The Indians permitted her to go into the woods to search for the herbs and roots necessary to bind up the broken arm and the wounded back of her fellow captive, trusting probably to her love for her children for her speedy return.
They kept the little boy of four years, and his little brother of two, as her hostages ; and were not mistaken. She stated afterwards that she had frequent opportunities of escaping while gathering roots and herbs, but could never get her own consent to leave her children in the hands of the savages, and was always cheered by the hope of recapture or ransom.”
Mary and another captive described as “the Old Dutch Woman” were soon taken farther north to Big Bone Lick, near present-day Cincinnati, where they were put to work making salt.
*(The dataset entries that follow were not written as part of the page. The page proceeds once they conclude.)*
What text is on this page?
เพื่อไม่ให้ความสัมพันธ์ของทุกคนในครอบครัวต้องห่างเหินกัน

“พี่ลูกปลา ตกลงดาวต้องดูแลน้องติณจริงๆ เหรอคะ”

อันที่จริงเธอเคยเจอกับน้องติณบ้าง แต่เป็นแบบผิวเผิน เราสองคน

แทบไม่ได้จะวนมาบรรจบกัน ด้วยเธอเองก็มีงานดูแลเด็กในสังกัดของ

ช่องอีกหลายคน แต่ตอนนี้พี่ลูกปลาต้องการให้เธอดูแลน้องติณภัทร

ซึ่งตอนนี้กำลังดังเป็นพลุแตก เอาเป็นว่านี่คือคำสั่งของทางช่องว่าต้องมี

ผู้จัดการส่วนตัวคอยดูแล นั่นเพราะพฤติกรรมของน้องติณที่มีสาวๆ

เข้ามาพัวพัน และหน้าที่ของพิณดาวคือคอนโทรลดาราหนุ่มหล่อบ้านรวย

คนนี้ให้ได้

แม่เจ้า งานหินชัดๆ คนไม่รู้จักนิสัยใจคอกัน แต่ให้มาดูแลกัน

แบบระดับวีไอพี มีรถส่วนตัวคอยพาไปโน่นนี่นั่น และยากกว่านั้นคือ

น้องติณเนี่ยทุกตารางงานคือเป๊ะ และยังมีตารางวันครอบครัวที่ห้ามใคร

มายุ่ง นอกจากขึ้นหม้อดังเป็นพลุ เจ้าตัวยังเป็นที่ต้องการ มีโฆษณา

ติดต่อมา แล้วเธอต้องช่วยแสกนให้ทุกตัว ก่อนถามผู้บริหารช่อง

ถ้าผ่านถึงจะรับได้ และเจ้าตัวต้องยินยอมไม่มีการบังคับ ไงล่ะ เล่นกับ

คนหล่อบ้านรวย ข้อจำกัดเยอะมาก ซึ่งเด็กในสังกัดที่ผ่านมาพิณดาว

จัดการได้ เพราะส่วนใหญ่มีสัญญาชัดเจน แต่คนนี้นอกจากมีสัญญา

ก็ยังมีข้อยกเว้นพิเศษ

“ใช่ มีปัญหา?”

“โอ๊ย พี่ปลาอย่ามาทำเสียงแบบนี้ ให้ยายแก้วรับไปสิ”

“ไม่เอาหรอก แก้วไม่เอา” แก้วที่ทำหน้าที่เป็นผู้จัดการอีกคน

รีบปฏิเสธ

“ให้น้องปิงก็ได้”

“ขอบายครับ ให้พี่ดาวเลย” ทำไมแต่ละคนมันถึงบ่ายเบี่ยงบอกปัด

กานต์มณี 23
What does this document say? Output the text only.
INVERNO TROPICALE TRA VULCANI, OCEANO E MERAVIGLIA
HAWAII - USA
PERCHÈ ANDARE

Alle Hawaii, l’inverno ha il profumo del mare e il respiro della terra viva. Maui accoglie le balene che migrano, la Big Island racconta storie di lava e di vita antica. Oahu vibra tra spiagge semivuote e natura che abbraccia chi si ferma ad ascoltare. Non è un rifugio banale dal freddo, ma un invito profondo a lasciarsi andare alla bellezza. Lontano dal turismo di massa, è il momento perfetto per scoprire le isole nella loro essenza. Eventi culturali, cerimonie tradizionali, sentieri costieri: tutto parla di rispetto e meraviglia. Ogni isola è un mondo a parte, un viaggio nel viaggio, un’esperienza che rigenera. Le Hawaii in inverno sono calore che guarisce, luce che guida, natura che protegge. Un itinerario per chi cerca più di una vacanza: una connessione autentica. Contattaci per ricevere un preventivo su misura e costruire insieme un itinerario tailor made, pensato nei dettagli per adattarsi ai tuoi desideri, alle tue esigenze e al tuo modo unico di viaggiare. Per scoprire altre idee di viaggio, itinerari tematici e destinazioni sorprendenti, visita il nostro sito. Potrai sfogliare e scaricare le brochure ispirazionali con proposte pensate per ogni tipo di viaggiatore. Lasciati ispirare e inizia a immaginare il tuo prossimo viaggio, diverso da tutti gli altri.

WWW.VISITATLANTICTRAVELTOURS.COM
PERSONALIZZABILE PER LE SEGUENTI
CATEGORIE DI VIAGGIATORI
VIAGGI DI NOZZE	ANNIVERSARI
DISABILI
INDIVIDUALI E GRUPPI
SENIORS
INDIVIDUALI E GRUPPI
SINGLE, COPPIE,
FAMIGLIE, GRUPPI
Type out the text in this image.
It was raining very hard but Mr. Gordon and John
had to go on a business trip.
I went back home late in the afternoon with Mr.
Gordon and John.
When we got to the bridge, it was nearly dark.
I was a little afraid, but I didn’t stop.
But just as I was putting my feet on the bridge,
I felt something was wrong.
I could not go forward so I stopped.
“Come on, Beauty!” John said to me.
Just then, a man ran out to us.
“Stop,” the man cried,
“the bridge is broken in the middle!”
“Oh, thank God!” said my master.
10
The separation from her children motivated Mary in her decision to escape. One October afternoon, the two women slipped into the forest and set off on an 800-mile-long escape.They took only a blanket, tomahawk and knife. To prevent suspicion, they took neither additional clothing nor provisions when they departed for the salt lick that day.
The women came upon an abandoned cabin and cornfield. They gathered corn and spend the night at the cabin before heading on their way towards home which was hundreds of miles away. Their calm demeanor when they came in contact with others kept them from being discovered as escapees. Years later, the Shawnee were surprised to learn that Mary was alive, they had never searched extensively for the two women because they believed they were most likely mauled by wild animals.
The women travelled alongside the Ohio river which directed them towards home. The corn was exhausted long before they reached the Kenawha. They ate grapes, black walnuts, pawpaws, and sometimes roots they were unfamiliar with. On one occasion it is said that they were able to obtain deer meat from a kill abandoned by an Indian hunter.
Before they reached the Big Kenawha, the old Dutch woman, most likely near madness due to hunger and exposure to the elements, threatened Mary’s life. Mary decided it was no longer safe to travel with the women and escaped her travel companion.
Mary found a canoe used by the Indians and crossed the river. Finally, about six long treacherous weeks after escaping the Indians, a bone thin, ragged Mary Draper Ingles found herself in a cornfield near her old home. She was found by former neighbors and soon reunited with her husband, who had gone to Tennessee and Georgia looking for her.
Mary and her husband resumed their pioneer lives and went on to have four more children. They continued to try to get their sons back and their sister-in-law. The youngest son had died in captivity, but they were reunited with their older son, thirteen years later. Mary’s sister-in-law was ransomed back in 1761. Mary lived to the age of 84.
(As for the “Old Dutch” women that Mary escaped with...well, Mary had asked the neighbors who found her to cross the river and try to find the women, but they refused. The neighbor, Mr.Harman, did say that the women would be found, as there were hunting cabins nearby. That was true, and the woman was later seen by hunters making her way presumably to her home.)